Romain sourit l'air de rien et reporte son attention sur la route. Je ne réponds pas à son compliment, me contentant de sourire doucement. Je n'ai pas envie de parler. Pas que je sois malpolie, juste que je n'arrive pas à ouvrir la bouché pour dire quelque chose.

Tout mon être m'empêche de parler, comme si je me rechargeais et que la station Chloé était en veille. Romain et moi terminons dans une boulangerie non loin, et déjeunons sur place. Il me parle de je ne sais trop quoi exactement, mais mon cerveau me passe en boucle un disque rayé : je suis amoureuse de Derek.
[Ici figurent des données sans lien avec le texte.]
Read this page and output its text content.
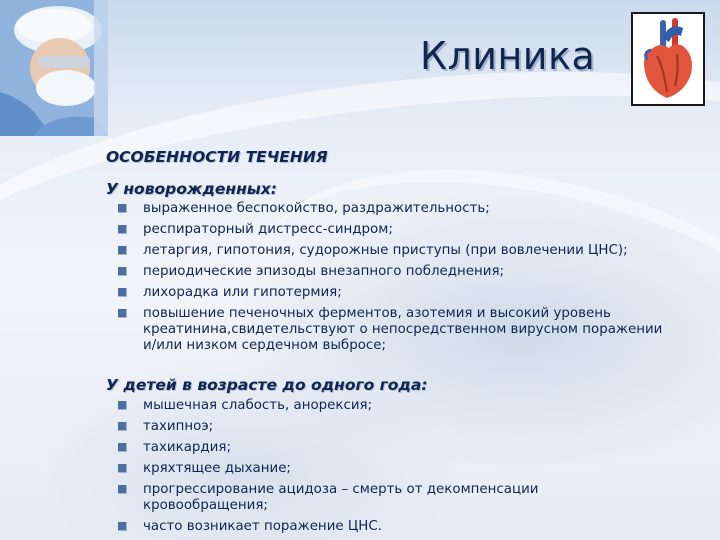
Клиника
ОСОБЕННОСТИ ТЕЧЕНИЯ
У новорожденных:
выраженное беспокойство, раздражительность;
респираторный дистресс-синдром;
летаргия, гипотония, судорожные приступы (при вовлечении ЦНС);
периодические эпизоды внезапного побледнения;
лихорадка или гипотермия;
повышение печеночных ферментов, азотемия и высокий уровень креатинина,свидетельствуют о непосредственном вирусном поражении и/или низком сердечном выбросе;
У детей в возрасте до одного года:
мышечная слабость, анорексия;
тахипноэ;
тахикардия;
кряхтящее дыхание;
прогрессирование ацидоза – смерть от декомпенсации кровообращения;
часто возникает поражение ЦНС.
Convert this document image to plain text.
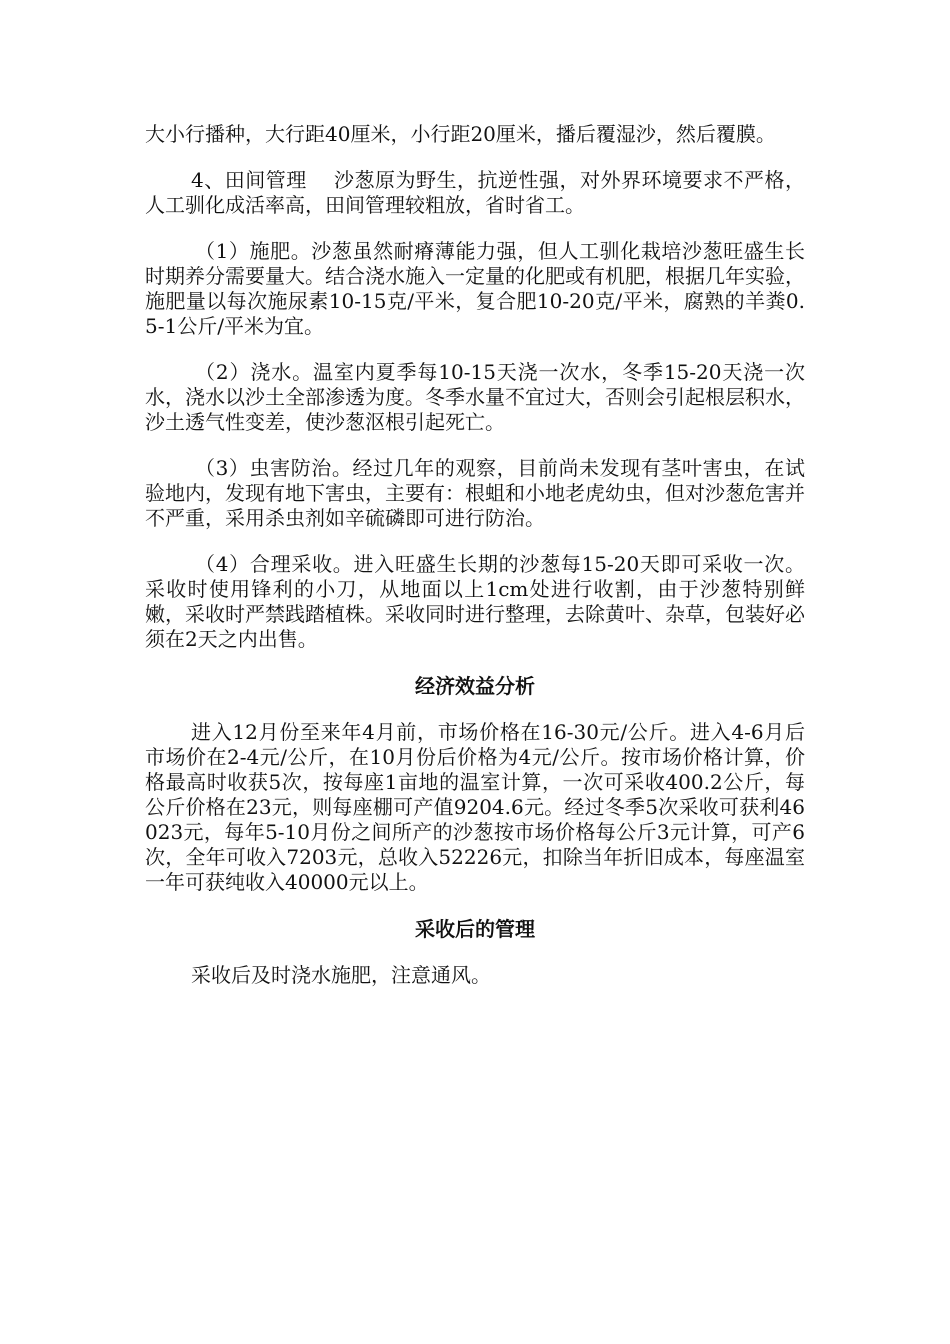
大小行播种，大行距40厘米，小行距20厘米，播后覆湿沙，然后覆膜。

4、田间管理　 沙葱原为野生，抗逆性强，对外界环境要求不严格，人工驯化成活率高，田间管理较粗放，省时省工。

（1）施肥。沙葱虽然耐瘠薄能力强，但人工驯化栽培沙葱旺盛生长时期养分需要量大。结合浇水施入一定量的化肥或有机肥，根据几年实验，施肥量以每次施尿素10-15克/平米，复合肥10-20克/平米，腐熟的羊粪0.5-1公斤/平米为宜。

（2）浇水。温室内夏季每10-15天浇一次水，冬季15-20天浇一次水，浇水以沙土全部渗透为度。冬季水量不宜过大，否则会引起根层积水，沙土透气性变差，使沙葱沤根引起死亡。

（3）虫害防治。经过几年的观察，目前尚未发现有茎叶害虫，在试验地内，发现有地下害虫，主要有：根蛆和小地老虎幼虫，但对沙葱危害并不严重，采用杀虫剂如辛硫磷即可进行防治。

（4）合理采收。进入旺盛生长期的沙葱每15-20天即可采收一次。采收时使用锋利的小刀，从地面以上1cm处进行收割，由于沙葱特别鲜嫩，采收时严禁践踏植株。采收同时进行整理，去除黄叶、杂草，包装好必须在2天之内出售。

经济效益分析

进入12月份至来年4月前，市场价格在16-30元/公斤。进入4-6月后市场价在2-4元/公斤，在10月份后价格为4元/公斤。按市场价格计算，价格最高时收获5次，按每座1亩地的温室计算，一次可采收400.2公斤，每公斤价格在23元，则每座棚可产值9204.6元。经过冬季5次采收可获利46023元，每年5-10月份之间所产的沙葱按市场价格每公斤3元计算，可产6次，全年可收入7203元，总收入52226元，扣除当年折旧成本，每座温室一年可获纯收入40000元以上。

采收后的管理

采收后及时浇水施肥，注意通风。
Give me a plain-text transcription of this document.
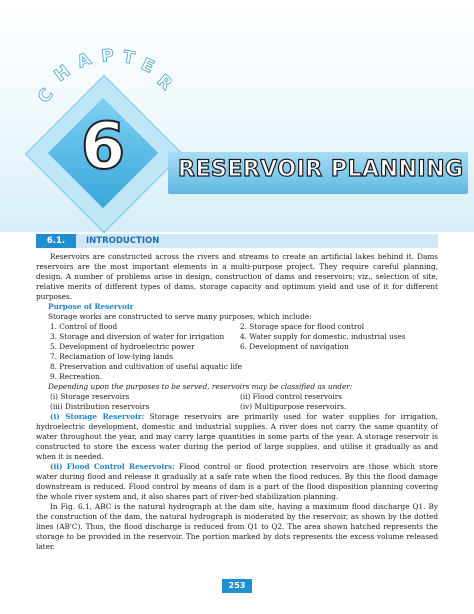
C
H
A P T E
R
6	RESERVOIR PLANNING
6.1.	INTRODUCTION

Reservoirs are constructed across the rivers and streams to create an artificial lakes behind it. Dams reservoirs are the most important elements in a multi-purpose project. They require careful planning, design. A number of problems arise in design, construction of dams and reservoirs; viz., selection of site, relative merits of different types of dams, storage capacity and optimum yield and use of it for different purposes.

Purpose of Reservoir

Storage works are constructed to serve many purposes, which include:

1. Control of flood	2. Storage space for flood control
3. Storage and diversion of water for irrigation	4. Water supply for domestic, industrial uses
5. Development of hydroelectric power	6. Development of navigation
7. Reclamation of low-lying lands
8. Preservation and cultivation of useful aquatic life
9. Recreation.

Depending upon the purposes to be served, reservoirs may be classified as under:

(i) Storage reservoirs	(ii) Flood control reservoirs
(iii) Distribution reservoirs	(iv) Multipurpose reservoirs.

(i) Storage Reservoir: Storage reservoirs are primarily used for water supplies for irrigation, hydroelectric development, domestic and industrial supplies. A river does not carry the same quantity of water throughout the year, and may carry large quantities in some parts of the year. A storage reservoir is constructed to store the excess water during the period of large supplies, and utilise it gradually as and when it is needed.

(ii) Flood Control Reservoirs: Flood control or flood protection reservoirs are those which store water during flood and release it gradually at a safe rate when the flood reduces. By this the flood damage downstream is reduced. Flood control by means of dam is a part of the flood disposition planning covering the whole river system and, it also shares part of river-bed stabilization planning.

In Fig. 6.1, ABC is the natural hydrograph at the dam site, having a maximum flood discharge Q1. By the construction of the dam, the natural hydrograph is moderated by the reservoir, as shown by the dotted lines (AB'C). Thus, the flood discharge is reduced from Q1 to Q2. The area shown hatched represents the storage to be provided in the reservoir. The portion marked by dots represents the excess volume released later.

253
Cette pensée me donne le cafard. J'ai envie de me réfugier dans mon lit, sous mes couvertures. Le truc c'est qu'il faudra que je le brûle avant et m'en trouve un autre. J'avais une règle un peu loufoque toutes ces années : je ne couche pas chez moi.

Dans ma tête, je ne l'aurais fait chez moi que si je vivais avec cette personne et que nous étions très engagés l'un envers l'autre. Justement pour éviter ce genre de désagrément et être hantée par des souvenirs.

— Quelque chose ne va pas ? Me demande Romain avec inquiétude.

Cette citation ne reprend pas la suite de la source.